CheckPoint Mobile Access + CryptoPhoto Demo

Описание: Demonstrates the CryptoPhoto web console integration with checkpoint VPN blade. In this video, you will see:

1. Menu integration, where users can reach the CryptoPhoto settings.

2. Enrollment wizard; the first time users open our settings, the system walks them through the easy process of getting the companion app on their device and an appropriate CryptoPhoto token into the app. Our system detects the users device type (iOS/Android/WindowsPhone/Blackberry) to automatically select the correct store (note also: the store step is skipped if the app is already installed)

*. Note that this demo is using an android emulator for ease of recording both screens at once - normal enrollment is by SMS or QR code (any QR scanner works); our system offers 5 enrollment selections to guarantee that all users can sucessfully enroll (the 5th method, not shown in this demo, is fully automatic when a user is using a mobile web browser on their mobile device already)

3. After the enrollment, you then see the administration panel - this is where users can enroll secondary devices, remove lost tokens, get physical backup tokens, and view their usage history and reports.

4. We then log out, and log back in to demonstrate our photo-matching mutual-authentication protection.
Why is it important to match a photo? This is fast and easy to do, but VERY hard to get your head around understanding the significance: mutual authentication means TWO DIRECTIONS. The photo display on the PC is the OPPOSITE direction to all existing authentication - it is the genuine checkpoint device "logging in" to the brain of the operator. The operator KNOWS it is the genuine device, because the only thing in the world that knows what random photos exist on the operators phone, IS the genuine device (we block image theft/interference too in case you're wondering). The second direction occurs when the user taps on the matching photo on their phone: this sends the signed authentication OTP request directly to the correct pre-determine appliance (blocking code theft).

5. It is really fast, so we do a second login to show you it again so you have time to try and take it in! Notice the second login is a different photo.

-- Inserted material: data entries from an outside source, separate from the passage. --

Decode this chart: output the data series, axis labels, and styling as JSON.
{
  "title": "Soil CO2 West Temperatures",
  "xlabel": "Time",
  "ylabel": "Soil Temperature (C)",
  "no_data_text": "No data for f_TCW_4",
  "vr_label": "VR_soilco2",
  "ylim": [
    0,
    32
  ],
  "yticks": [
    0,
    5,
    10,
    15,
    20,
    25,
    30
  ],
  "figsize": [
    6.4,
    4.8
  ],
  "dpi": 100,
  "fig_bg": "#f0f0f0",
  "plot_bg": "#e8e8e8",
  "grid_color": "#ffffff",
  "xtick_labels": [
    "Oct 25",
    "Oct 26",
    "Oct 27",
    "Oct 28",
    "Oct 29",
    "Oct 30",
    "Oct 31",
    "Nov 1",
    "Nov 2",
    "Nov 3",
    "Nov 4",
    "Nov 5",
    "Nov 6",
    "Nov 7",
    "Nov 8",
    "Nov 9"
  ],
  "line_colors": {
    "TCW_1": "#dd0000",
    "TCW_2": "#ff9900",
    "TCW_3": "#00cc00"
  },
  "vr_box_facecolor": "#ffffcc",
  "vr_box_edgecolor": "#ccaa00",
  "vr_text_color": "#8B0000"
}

To recap: CryptoPhoto does MUTUAL (2-Way) authentication, and also uses OTP codes in BOTH directions:

A) A random photographic OTP to log in to the humans brain, followed by
B) A digitally signed OTP sent when the user taps the matching photo to the authentic appliance.

The purpose of the mutual step is to prevent operators from being phished, scammed, tricked by fake websites or spoofs, being victim to MitM attacks or rogue wifi etc. This security is LoA3 strength; that's 2 assurance levels stronger than 2FA.

CryptoPhoto integrates at 4 points - two separate web integrations, the console SSH integration, and the windows DLL.